Армянский язык – неизнашиваемый – каменные сапоги. Ну, конечно, толстостенное слово, прослойки воздуха в полугласных. Но разве все очарованье в этом? Нет! Откуда же тяга? Как объяснить? Осмыслить?
Я испытал радость произносить звуки, запрещенные для русских уст, тайные, отверженные и, может, даже – на какой-то глубине постыдные.
Был пресный кипяток в жестяном чайнике, и вдруг в него бросили щепоточку чудного черного чая.
Так было у меня с армянским языком.
Я в себе выработал шестое – «араратское» чувство: чувство притяжения горой.
Теперь, куда бы меня ни занесло, оно уже умозрительное и останется.
Аштаракская церковка самая обыкновенная и для Армении смирная. Так – церквушка в шестигранной камилавке с канатным орнаментом по карнизу кровли и такими же веревочными бровками над скупыми устами щелистых окон.
Дверь – тише воды, ниже травы.
Встал на цыпочки и заглянул внутрь: но там же купол, купол!
Настоящий! Как в Риме у Петра, под которым тысячные толпы, и пальмы, и море свечей, и носилки.
Там углубленные сферы апсид раковинами поют. Там четыре хлебопека: север, запад, юг, восток – с выколотыми глазами тычутся в воронкообразные ниши, обшаривают очаги и междуочажья и не находят себе места.
Кому же пришла идея заключить пространство в этот жалкий погребец, в эту нищую темницу – чтобы ему там воздать достойные псалмопевца почести?
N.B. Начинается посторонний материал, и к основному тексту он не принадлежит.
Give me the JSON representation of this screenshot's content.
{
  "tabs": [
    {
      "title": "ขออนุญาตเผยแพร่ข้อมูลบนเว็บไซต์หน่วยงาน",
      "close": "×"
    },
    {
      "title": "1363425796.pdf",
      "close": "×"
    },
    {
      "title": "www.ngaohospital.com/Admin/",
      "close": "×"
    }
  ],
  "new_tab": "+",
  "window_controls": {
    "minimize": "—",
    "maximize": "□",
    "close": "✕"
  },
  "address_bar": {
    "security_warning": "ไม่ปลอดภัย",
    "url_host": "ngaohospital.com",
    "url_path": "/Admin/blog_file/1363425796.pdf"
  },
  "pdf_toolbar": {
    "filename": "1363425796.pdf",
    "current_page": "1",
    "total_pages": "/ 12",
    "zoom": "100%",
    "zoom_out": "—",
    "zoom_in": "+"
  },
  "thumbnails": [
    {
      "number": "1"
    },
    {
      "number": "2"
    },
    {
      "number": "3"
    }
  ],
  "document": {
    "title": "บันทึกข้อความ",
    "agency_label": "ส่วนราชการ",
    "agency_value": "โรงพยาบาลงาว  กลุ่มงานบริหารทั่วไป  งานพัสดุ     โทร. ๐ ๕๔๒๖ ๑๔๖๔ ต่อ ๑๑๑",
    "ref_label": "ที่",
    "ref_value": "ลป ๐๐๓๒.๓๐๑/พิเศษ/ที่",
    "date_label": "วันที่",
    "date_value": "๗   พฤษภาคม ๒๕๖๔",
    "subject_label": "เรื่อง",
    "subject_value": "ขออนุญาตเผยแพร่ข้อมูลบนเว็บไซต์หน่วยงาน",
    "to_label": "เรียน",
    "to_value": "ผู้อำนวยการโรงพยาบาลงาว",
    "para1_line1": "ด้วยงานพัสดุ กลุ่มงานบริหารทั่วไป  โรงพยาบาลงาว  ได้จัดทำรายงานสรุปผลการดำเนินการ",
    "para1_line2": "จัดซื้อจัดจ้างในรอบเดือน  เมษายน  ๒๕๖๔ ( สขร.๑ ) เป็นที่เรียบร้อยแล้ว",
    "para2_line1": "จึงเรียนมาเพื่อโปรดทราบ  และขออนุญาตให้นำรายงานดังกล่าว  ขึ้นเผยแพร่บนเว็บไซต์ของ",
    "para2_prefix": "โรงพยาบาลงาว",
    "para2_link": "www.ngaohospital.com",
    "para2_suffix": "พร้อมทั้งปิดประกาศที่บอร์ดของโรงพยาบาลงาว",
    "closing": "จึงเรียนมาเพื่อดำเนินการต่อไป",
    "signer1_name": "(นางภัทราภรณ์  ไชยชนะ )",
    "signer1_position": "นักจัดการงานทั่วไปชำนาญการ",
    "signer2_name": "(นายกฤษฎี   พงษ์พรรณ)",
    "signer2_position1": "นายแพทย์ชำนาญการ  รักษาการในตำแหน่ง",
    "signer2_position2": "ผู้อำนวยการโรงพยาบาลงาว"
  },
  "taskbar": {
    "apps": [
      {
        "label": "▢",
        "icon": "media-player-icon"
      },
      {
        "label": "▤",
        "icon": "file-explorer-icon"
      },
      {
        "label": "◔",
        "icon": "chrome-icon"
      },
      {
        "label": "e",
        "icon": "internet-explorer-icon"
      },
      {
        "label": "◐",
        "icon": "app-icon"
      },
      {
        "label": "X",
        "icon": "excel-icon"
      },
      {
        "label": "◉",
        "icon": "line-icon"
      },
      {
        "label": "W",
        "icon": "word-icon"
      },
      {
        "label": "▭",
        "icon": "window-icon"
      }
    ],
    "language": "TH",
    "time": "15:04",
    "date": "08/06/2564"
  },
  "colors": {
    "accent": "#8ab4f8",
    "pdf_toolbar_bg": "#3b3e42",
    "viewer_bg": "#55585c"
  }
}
Мельник, когда ему не спится, выходит без шапки в сруб и осматривает жернова. Иногда я просыпаюсь ночью и твержу про себя спряжения по грамматике Марра.
Учитель Ашот вмурован в плоскостенный дом свой, как несчастный персонаж в романе Виктора Гюго.
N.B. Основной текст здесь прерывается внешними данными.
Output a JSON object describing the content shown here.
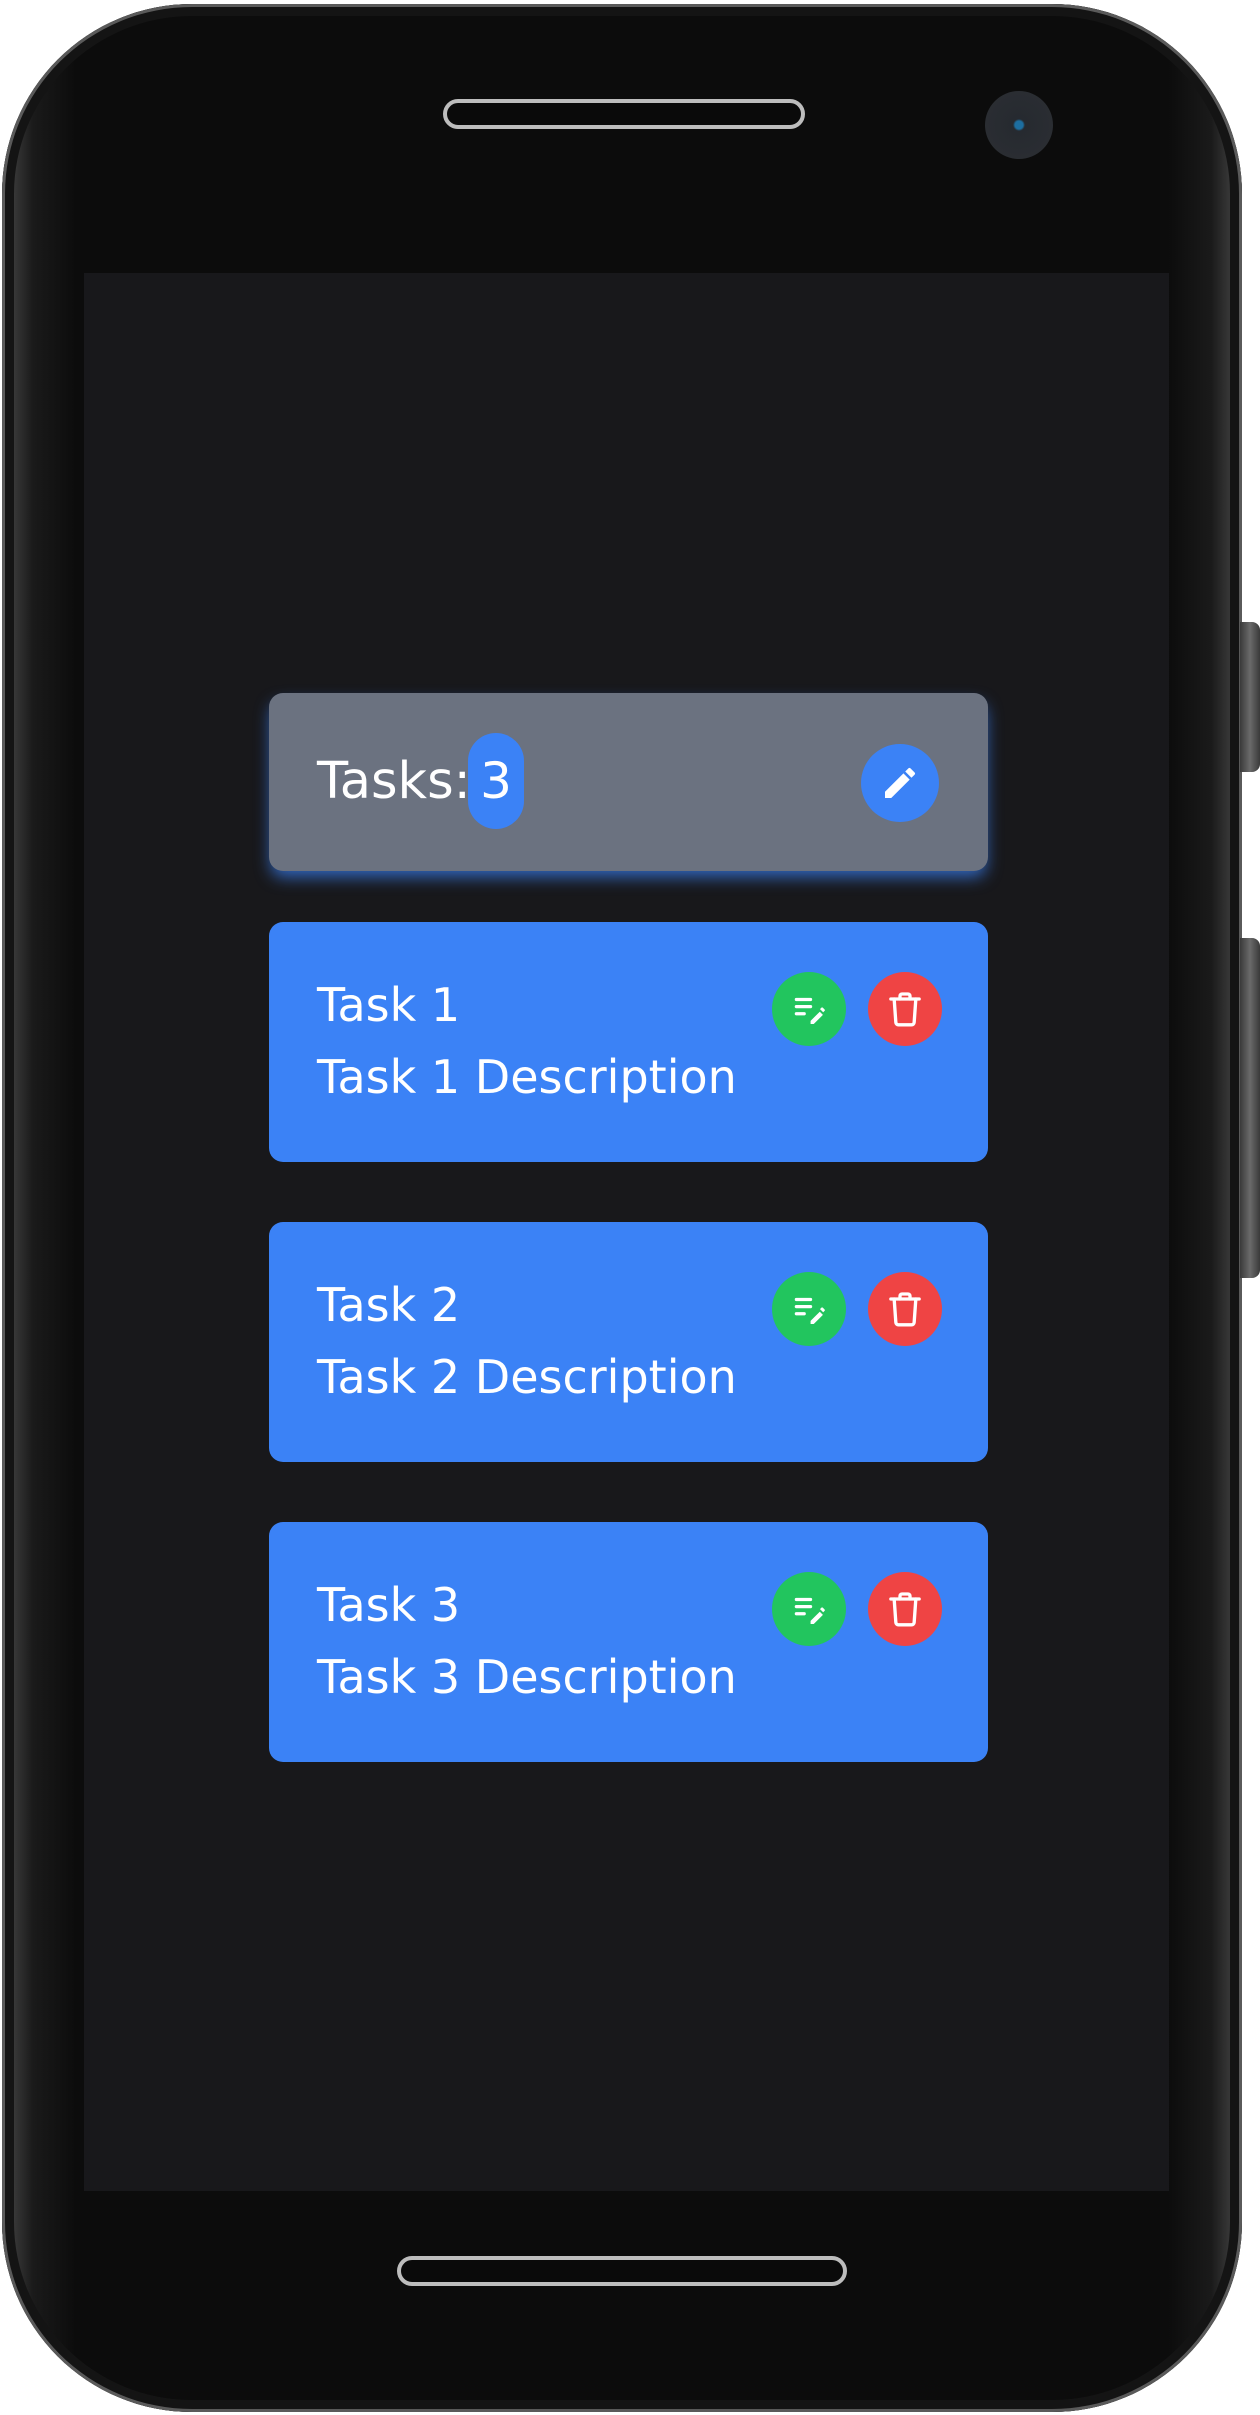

Стукнув пальцем по коробу капитанского барометра, он шел во двор – к водоему и на клетчатом листке чертил кривую осадков.
Он возделывал малотоварный фруктовый участок в десятичную долю гектара, крошечный вертоград, запеченный в каменно-виноградном пироге Аштарака, и был исключен, как лишний едок, из колхоза.
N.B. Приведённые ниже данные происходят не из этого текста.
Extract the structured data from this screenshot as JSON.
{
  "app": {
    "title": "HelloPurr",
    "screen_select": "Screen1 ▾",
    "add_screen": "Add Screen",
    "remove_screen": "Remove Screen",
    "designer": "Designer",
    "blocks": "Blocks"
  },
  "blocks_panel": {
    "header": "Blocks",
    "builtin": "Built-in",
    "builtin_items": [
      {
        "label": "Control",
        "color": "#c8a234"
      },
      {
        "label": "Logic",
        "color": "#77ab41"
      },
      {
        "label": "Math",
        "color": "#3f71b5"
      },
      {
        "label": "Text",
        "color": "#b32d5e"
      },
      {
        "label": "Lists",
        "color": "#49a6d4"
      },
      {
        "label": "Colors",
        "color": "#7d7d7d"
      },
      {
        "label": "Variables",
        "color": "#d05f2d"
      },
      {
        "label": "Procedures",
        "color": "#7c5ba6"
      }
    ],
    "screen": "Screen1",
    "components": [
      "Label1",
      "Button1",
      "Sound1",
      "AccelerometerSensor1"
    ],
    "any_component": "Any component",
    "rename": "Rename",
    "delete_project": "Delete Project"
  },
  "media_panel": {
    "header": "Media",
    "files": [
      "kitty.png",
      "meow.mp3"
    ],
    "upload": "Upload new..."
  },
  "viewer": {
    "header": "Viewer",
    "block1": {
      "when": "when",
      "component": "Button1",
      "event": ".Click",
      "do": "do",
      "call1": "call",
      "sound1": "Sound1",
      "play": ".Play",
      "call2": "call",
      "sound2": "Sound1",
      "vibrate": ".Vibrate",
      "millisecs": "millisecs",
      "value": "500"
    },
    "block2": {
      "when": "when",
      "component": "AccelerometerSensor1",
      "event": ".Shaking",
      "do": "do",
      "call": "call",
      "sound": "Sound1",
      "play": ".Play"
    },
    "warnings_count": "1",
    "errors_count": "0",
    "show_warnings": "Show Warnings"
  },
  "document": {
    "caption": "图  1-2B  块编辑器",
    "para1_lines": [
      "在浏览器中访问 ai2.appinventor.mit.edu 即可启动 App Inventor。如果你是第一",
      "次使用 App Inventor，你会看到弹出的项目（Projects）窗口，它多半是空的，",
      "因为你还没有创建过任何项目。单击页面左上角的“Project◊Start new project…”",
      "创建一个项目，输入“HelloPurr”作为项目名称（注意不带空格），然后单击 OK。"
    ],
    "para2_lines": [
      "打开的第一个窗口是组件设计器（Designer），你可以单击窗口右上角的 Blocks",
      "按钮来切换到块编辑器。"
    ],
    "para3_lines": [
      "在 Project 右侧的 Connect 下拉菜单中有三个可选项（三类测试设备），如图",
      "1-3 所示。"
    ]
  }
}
В дупле комода хранился диплом университета, аттестат зрелости и водянистая папка с акварельными рисунками – невинная проба ума и таланта.
В нем был гул несовершенного прошедшего.
Труженик в черной рубашке с тяжелым огнем в глазах, с открытой театральной шеей, он удалялся в перспективу исторической живописи – к шотландским мученикам, к Стюартам.
Еще не написана повесть о трагедии полуобразования.
Мне кажется, биография сельского учителя может стать в наши дни настольной книгой, как некогда «Вертер».
Аштарак – селенье богатое и хорошо угнездившееся – старше многих европейских городов. Славится праздниками жатвы и песнями ашугов. Люди, кормящиеся около винограда, – женолюбивы, общительны, насмешливы, склонны к обидчивости и ничегонеделанью. Аштаракцы не составляют исключения.
С неба упало три яблока: первое тому, кто рассказывал, второе тому, кто слушал, третье тому, кто понял. Так кончается большинство армянских сказок. Многие из них записаны в Аштараке. В этом районе – фольклорная житница Армении.